Portée par la vague ChatGPT, l'IA s'insinue dans nombre de métiers. Au point, parfois, de les transformer en profondeur. Parmi les professions au premier rang de ces mutations figurent les auditeurs internes. Pour évaluer l'impact de la technologie sur ce métier, le master CARF (Contrôle audit et reporting financier) de l'université Paris-Dauphine-PSL et le cabinet d'audit et de conseil Grant Thornton viennent de sortir une étude dressant un portrait de l'auditeur du futur. Un portrait profondément marqué par l'extension des usages de l'IA.

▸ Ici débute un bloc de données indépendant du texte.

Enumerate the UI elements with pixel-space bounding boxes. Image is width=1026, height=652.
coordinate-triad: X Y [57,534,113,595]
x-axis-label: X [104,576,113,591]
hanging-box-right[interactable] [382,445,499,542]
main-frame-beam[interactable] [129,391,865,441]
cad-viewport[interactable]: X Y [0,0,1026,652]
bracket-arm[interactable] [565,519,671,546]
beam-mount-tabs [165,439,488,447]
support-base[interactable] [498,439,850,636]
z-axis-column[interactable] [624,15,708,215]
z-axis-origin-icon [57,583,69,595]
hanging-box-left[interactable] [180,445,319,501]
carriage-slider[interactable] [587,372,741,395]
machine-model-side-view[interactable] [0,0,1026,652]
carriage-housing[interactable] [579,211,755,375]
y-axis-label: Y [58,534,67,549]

Pour mener à bien cette seconde mouture de leur enquête sur le sujet, le cabinet et l'université ont interrogé 52 auditeurs internes, appartenant pour la moitié à des entreprises de plus de 5000 personnes. Les trois-quarts d'entre eux prévoient de faire un usage systématique de l'IA - et la proportion est encore plus importante dans les seules grandes entreprises -, contre seulement 17% qui sont dans ce cas actuellement. L'échéance de cette généralisation des usages est plus discutée. Pour 42% des répondants, il faut mettre l'accent sur le développement des outils d'IA dans leurs usages à court terme (moins de deux ans), tandis que 46% estiment que le virage prendra plus de temps (entre 2 et 5 ans).

« Ce qui fait gagner du temps et que l'on maîtrise »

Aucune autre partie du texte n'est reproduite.